Fig. 4: TRC network tension increases upon lymph node swelling.
From: Multitier mechanics control stromal adaptations in the swelling lymph node
a, In vivo ultraviolet (UV) laser cut measurement of the TRC network at subcapsular IF regions where a high UV laser cuts the TRC network along 10 µm at three z planes after which the local recoil of the TRC network is imaged. The scissor and line indicate the cutting location and arrows indicate the recoiling FRC network. Scale bars, 20 µm. b, Representative example of TRC network recoil. Images depict stills from before (t = −1s), directly after (t = 0 s) and late after (t = 6.2 s) cutting (scale bars, 5 µm), with corresponding kymograph along the recoil axis (scale bar, x axis = 1 s and y axis = 2 µm). Scissor and line indicate cutting location and arrows show the recoiling TRC network. Dashed lines in the kymograph indicate slopes used to calculate the recoil velocity, and the vertical white line indicates the cut. c, Quantification of recoil velocity from kymographs as in b in homeostasis (day 0) and inflammation (days 2, 4, 8 and 14; n = 43, 33, 35, 51 and 36). d, 3D view of the TRC network stained for YAP/TAZ. Stack size, 20 µm. Scale bar, 20 µm. e, Representative examples of YAP/TAZ nuclear and cytoplasmic localization from TRCs of the deep T-zone. NC, nuclear to cytoplasmic. Scale bars, 2 µm. f, Quantification of YAP/TAZ NC fluorescence intensity ratio (n = 46, 19, 46, 48 and 50).

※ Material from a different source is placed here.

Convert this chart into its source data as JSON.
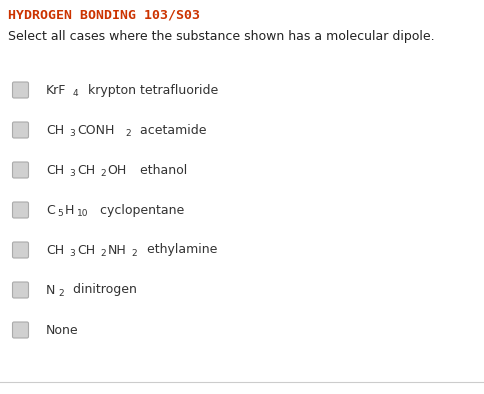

Dashed line indicates an equal ratio. Data from c and f are shown as the mean ± s.e.m. where means are connected by a line. Datapoints in c represent single TRC network cuts and in f represent single measured TRCs. Statistical analysis was performed using the Kruskal-Wallis test. All experiments were repeated independently (≥5 lymph nodes from ≥3 mice and ≥2 experiments) and data were pooled for each time point. For statistical details, see Supplementary Table 1. NS, not significant. *P < 0.05, **P < 0.01, ****P < 0.0001.